Master Electrician Details

Becoming a master electrician is a significant achievement in the electrical trade. It represents the highest level of skill, expertise, and responsibility in the field. Here are the key details about becoming a master electrician:

  • Obtain Journeyman License: Before pursuing a master electrician license, you typically need to hold a valid journeyman electrician license. The journeyman license demonstrates your competency and experience as an electrician working under the supervision of a master electrician.
  • Gain Experience as a Journeyman Electrician: Most jurisdictions require a certain period of practical work experience as a journeyman electrician before applying for a master electrician license. The duration of this experience can vary, ranging from two to five years, depending on the jurisdiction and specific requirements.

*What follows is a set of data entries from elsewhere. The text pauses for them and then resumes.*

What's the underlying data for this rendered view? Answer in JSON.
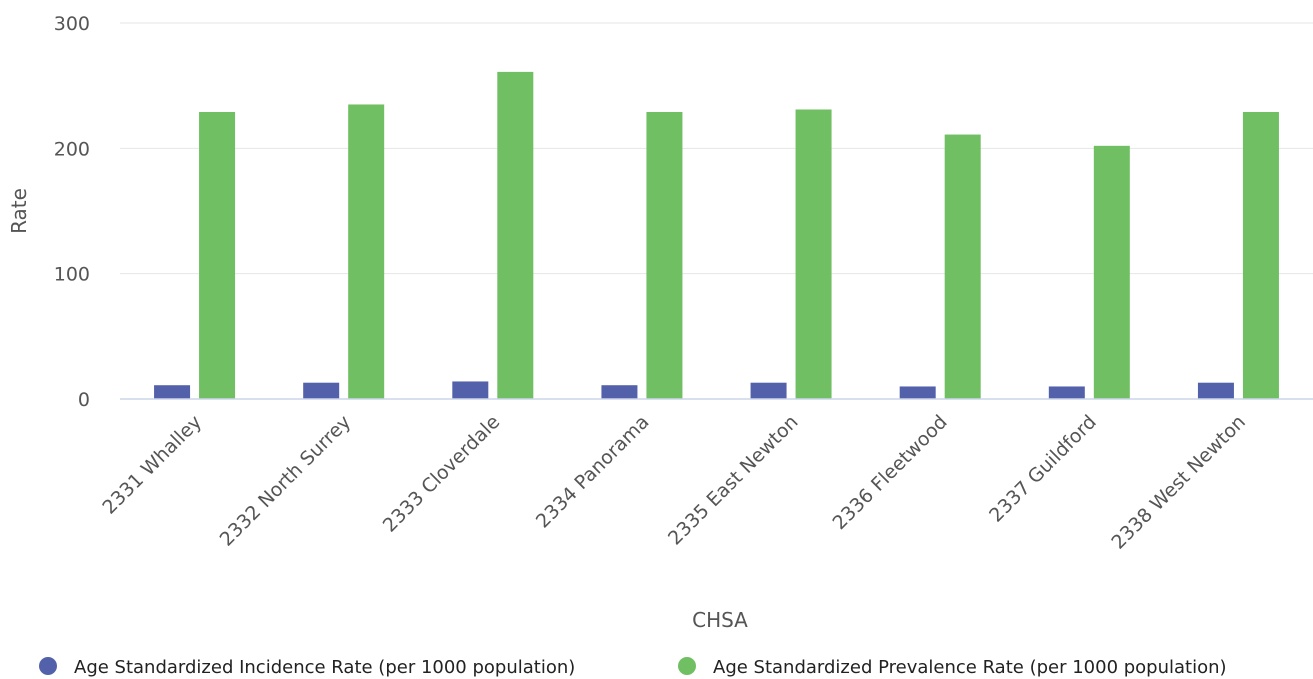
{
  "chart_data": {
    "type": "bar",
    "categories": [
      "2331 Whalley",
      "2332 North Surrey",
      "2333 Cloverdale",
      "2334 Panorama",
      "2335 East Newton",
      "2336 Fleetwood",
      "2337 Guildford",
      "2338 West Newton"
    ],
    "series": [
      {
        "name": "Age Standardized Incidence Rate (per 1000 population)",
        "color": "#5361ab",
        "values": [
          11,
          13,
          14,
          11,
          13,
          10,
          10,
          13
        ]
      },
      {
        "name": "Age Standardized Prevalence Rate (per 1000 population)",
        "color": "#70bf63",
        "values": [
          229,
          235,
          261,
          229,
          231,
          211,
          202,
          229
        ]
      }
    ],
    "xlabel": "CHSA",
    "ylabel": "Rate",
    "ylim": [
      0,
      300
    ],
    "yticks": [
      "0",
      "100",
      "200",
      "300"
    ],
    "grid": true,
    "legend": "bottom"
  }
}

  • Meet Additional Requirements: In addition to experience, master electrician licensing may have additional requirements. These can include completing further education or training programs, such as advanced coursework in electrical theory, code compliance, and safety practices. Some jurisdictions may also require proof of continuing education or completion of specific certifications.

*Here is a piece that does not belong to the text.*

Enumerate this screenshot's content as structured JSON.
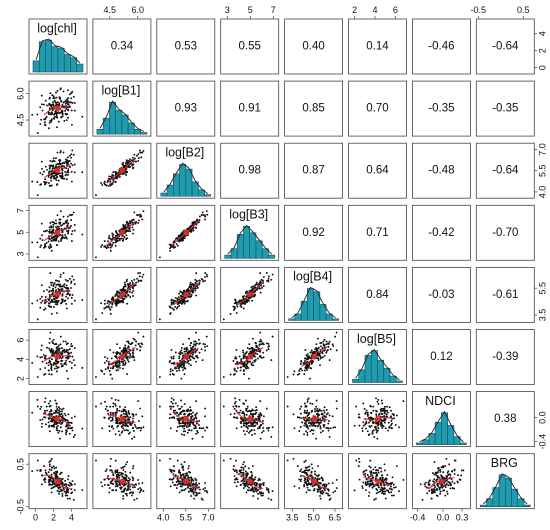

  • Study for the Master Electrician Exam: The master electrician licensing process usually involves a comprehensive examination. The exam assesses your knowledge of electrical codes, regulations, advanced electrical theory, design principles, and more. Prepare for the exam by studying relevant textbooks, codebooks, and other reference materials. Exam preparation courses or study guides may also be available to help you review and reinforce your knowledge.

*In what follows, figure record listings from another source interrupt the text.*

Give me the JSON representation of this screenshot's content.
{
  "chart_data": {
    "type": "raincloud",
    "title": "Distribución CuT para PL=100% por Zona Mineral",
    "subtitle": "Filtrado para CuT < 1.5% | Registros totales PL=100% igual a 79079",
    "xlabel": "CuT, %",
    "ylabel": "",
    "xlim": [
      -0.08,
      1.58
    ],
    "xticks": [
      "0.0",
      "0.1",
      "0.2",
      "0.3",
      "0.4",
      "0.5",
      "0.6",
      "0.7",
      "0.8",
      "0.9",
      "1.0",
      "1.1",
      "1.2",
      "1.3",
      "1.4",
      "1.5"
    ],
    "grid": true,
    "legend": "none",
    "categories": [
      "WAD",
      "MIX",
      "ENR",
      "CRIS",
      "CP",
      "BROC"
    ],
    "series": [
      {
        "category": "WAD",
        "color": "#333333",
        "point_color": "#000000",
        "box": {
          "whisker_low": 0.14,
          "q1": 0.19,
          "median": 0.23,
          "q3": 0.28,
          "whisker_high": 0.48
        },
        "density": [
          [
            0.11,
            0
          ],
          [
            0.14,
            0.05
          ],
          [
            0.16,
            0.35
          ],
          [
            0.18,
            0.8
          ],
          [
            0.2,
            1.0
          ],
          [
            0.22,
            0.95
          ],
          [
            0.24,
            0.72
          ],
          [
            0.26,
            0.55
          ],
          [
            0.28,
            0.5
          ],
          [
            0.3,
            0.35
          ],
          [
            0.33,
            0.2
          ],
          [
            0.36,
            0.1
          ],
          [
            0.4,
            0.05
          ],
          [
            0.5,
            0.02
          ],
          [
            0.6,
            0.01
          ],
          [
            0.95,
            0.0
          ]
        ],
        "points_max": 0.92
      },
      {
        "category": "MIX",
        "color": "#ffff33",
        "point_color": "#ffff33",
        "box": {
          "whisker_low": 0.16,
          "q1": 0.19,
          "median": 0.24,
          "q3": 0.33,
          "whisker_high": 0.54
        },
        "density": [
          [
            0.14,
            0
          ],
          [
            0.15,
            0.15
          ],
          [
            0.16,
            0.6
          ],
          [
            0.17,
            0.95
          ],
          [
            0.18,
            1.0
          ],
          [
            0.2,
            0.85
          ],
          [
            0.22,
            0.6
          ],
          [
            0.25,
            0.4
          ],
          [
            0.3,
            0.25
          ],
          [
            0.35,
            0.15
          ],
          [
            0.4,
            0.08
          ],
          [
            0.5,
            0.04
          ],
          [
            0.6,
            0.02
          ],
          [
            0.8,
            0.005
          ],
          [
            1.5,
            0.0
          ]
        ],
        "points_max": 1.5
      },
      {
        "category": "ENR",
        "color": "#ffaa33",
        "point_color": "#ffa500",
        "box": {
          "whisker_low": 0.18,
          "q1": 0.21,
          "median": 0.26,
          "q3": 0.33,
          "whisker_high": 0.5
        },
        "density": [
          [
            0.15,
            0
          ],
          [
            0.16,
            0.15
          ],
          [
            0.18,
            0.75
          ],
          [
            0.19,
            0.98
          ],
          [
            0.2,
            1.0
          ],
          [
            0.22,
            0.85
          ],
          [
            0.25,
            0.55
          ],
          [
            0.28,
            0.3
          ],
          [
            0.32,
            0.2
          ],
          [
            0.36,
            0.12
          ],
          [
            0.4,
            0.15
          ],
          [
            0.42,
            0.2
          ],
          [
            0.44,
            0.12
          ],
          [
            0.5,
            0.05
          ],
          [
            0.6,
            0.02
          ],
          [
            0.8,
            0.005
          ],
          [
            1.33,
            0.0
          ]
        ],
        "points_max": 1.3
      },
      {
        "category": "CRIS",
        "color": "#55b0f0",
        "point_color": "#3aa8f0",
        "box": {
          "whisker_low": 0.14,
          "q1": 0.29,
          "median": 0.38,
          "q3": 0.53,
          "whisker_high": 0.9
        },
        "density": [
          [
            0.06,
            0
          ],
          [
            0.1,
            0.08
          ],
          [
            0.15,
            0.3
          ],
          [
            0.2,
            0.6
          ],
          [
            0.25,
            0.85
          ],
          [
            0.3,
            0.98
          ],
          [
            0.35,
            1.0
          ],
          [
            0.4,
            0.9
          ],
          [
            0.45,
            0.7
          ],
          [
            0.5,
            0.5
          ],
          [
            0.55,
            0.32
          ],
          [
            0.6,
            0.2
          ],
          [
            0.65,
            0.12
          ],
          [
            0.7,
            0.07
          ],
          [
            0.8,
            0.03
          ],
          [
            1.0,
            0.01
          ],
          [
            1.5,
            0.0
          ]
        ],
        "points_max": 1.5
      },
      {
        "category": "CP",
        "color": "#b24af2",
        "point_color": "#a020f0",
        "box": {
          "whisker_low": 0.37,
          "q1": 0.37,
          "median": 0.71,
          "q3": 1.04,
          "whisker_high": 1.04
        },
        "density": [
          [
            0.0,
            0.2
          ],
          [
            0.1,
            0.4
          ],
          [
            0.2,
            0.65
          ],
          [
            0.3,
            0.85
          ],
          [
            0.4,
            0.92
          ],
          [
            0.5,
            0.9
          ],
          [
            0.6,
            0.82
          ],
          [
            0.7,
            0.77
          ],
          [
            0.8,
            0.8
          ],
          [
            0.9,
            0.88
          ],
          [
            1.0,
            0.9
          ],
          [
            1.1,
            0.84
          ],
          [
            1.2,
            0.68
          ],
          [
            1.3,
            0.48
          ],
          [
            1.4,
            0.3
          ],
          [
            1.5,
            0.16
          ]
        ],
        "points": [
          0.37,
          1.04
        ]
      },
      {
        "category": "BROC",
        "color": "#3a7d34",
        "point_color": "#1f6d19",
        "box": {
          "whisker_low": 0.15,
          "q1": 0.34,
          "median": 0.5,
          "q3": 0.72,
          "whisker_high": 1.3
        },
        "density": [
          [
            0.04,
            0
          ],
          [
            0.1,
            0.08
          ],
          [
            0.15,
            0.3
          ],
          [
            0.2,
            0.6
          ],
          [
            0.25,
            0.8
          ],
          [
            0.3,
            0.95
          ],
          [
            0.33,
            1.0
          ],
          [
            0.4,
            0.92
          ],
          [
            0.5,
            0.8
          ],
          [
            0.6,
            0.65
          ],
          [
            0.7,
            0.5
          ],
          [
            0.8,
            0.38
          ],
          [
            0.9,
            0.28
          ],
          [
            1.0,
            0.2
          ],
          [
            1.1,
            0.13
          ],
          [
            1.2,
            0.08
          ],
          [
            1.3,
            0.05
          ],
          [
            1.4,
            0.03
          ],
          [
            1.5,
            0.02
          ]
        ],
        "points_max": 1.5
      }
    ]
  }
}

  • Apply for the Master Electrician License: Once you have met all the requirements, you can submit an application for the master electrician license to your local licensing board or regulatory authority. This application typically includes submitting the necessary paperwork, fees, proof of experience, and any other supporting documentation required by the licensing authority.
  • Pass the Master Electrician Exam: After your application is approved, you will need to pass the master electrician exam. The exam is usually a written test that evaluates your comprehensive knowledge of electrical concepts, codes, regulations, and practical applications. Successfully passing the exam is a critical step towards obtaining your master electrician license.
  • Receive the Master Electrician License: Upon passing the exam and meeting all the requirements, you will be granted the master electrician license. This license allows you to work independently as an electrical contractor or supervisor. It also enables you to take on more complex electrical projects, oversee the work of other electricians, and assume greater responsibility for electrical systems.
  • Maintain and Renew Your License: Just like any professional license, it's important to stay compliant with ongoing requirements to maintain and renew your master electrician license. This typically includes completing continuing education courses to stay updated on changes in electrical codes, regulations, and technological advancements.